HOT・B's final game ever was Bazoo! World of Magic, another fan translated game. This job was done by the Aeon Genesis group, a team responsible for great translations of Live A Live, Treasure of the Rudra, and other RPGs.
This SNES game instantly asks if I'm a peasant, a priest, a sailor, or a healer. I'm guessing these all represent different character classes, but I'm not entirely sure. I picked the priest, just because a knowledge of myths and folklore is a lot more interesting than any of that other crap.
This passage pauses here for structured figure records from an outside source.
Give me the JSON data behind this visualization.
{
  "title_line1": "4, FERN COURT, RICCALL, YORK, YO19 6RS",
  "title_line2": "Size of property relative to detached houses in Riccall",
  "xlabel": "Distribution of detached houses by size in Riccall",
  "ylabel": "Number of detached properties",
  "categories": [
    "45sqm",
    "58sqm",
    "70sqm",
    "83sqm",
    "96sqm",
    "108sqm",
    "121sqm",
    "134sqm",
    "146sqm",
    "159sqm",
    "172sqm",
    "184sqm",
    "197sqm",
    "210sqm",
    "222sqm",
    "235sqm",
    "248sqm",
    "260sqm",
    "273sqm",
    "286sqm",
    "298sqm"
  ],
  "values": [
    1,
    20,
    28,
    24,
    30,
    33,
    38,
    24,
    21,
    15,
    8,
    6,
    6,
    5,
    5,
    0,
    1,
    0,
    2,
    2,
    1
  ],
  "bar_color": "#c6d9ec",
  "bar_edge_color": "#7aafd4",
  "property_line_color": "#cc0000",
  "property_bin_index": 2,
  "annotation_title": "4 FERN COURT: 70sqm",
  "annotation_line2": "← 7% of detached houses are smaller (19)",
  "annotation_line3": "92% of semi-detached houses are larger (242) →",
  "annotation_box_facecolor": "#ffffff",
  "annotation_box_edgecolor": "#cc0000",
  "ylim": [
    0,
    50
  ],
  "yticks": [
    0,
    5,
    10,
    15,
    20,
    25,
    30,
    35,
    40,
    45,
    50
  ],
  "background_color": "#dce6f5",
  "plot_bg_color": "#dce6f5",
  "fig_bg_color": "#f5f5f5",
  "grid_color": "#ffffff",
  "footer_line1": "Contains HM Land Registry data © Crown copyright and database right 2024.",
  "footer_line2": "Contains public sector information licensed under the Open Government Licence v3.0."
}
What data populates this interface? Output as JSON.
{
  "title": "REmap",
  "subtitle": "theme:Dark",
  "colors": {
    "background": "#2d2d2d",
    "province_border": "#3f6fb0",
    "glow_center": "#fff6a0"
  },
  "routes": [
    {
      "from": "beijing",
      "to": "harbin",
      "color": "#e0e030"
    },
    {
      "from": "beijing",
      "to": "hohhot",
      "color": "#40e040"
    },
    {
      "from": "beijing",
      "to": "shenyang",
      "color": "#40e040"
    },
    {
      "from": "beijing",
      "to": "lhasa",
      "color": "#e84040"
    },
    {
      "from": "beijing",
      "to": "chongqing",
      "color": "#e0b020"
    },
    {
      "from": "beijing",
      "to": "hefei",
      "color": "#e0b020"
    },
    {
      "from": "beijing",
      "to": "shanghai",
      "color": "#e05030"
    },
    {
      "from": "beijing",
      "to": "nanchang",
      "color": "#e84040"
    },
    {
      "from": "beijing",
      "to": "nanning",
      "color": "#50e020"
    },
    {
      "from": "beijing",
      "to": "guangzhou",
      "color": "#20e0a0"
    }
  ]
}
On my 16th birthday, a mysterious man comes to tell me I'm destined to be a great wizard. I leave my home village, anxious to get out and try a combat or two. Perhaps I thought for a moment that I might finish this promising title, but then...
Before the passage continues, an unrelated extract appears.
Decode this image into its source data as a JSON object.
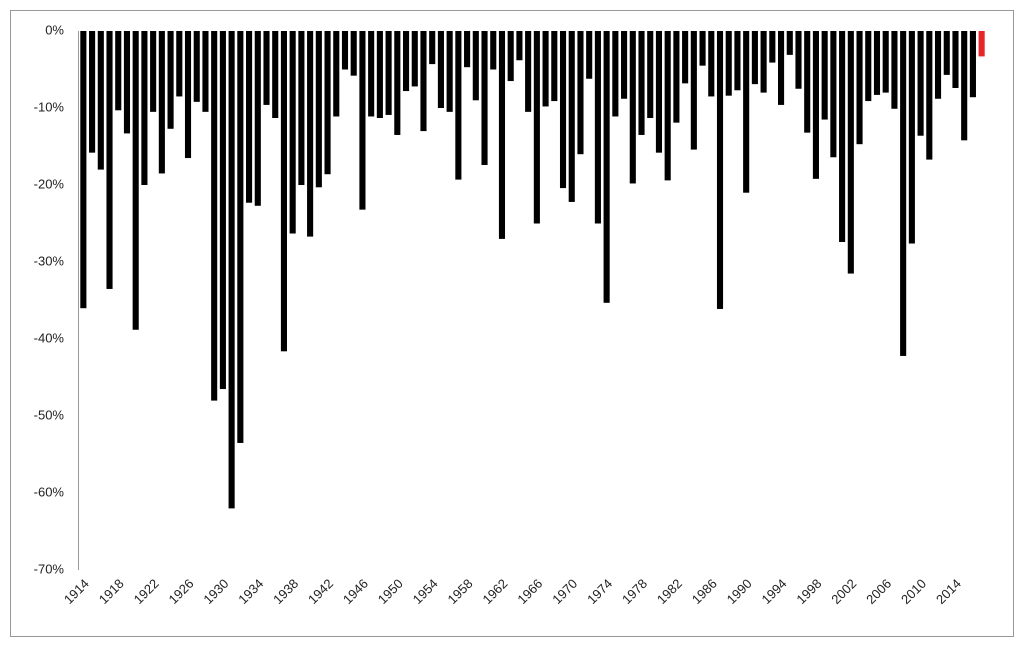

...I actually battled. It's sort of like Lunar, with your characters having to move up to the enemies in order to attack them. Even though I love the Legend of Heroes PSP games that use a similar setup, I just can't get behind such a blatant rip-off. Slow and formulaic, I can't imagine doing this hundreds of times over a forty hour period. Bazoo! gets an F minus minus for being generic.
It's a shame that I could only get the console games working. HOT・B's PC games look decidedly low-tech, yet I'd rather play something simplistic and weird than a hackneyed piece of crap. You'd think a company that put most of their energy towards fishing games would be a little more offbeat, but you'd be wrong. Aside from Stargazers unique awfulness, these games all suck and it's a miracle that all of them have been translated into English.
I'm more than a little sad about this realization, yet I still can't wait to dig into Shingen the Ruler. It's grand strategy RPG that appears to borrow liberally from Nobunaga's Ambition and other Koei games, which will probably turn off more people than it will excite. Perhaps I'll cover some Koei classics, like Gemfire or Genghis Khan. There's something appealing about games that are needlessly complicated, which Koei develops in spades.
As I was discussing a few posts back, I'm starting to get around to some of Obsidian Entertainments games. I actually almost finished New Vegas a year or so ago, so I'm enjoying the last few quests available. Although I haven't played through Knights of the Old Republic, I figured starting the second one wouldn't be a big deal. It's pretty fun, although the opening dungeon is longer than one would expect. I'll let you know if anything interesting comes up.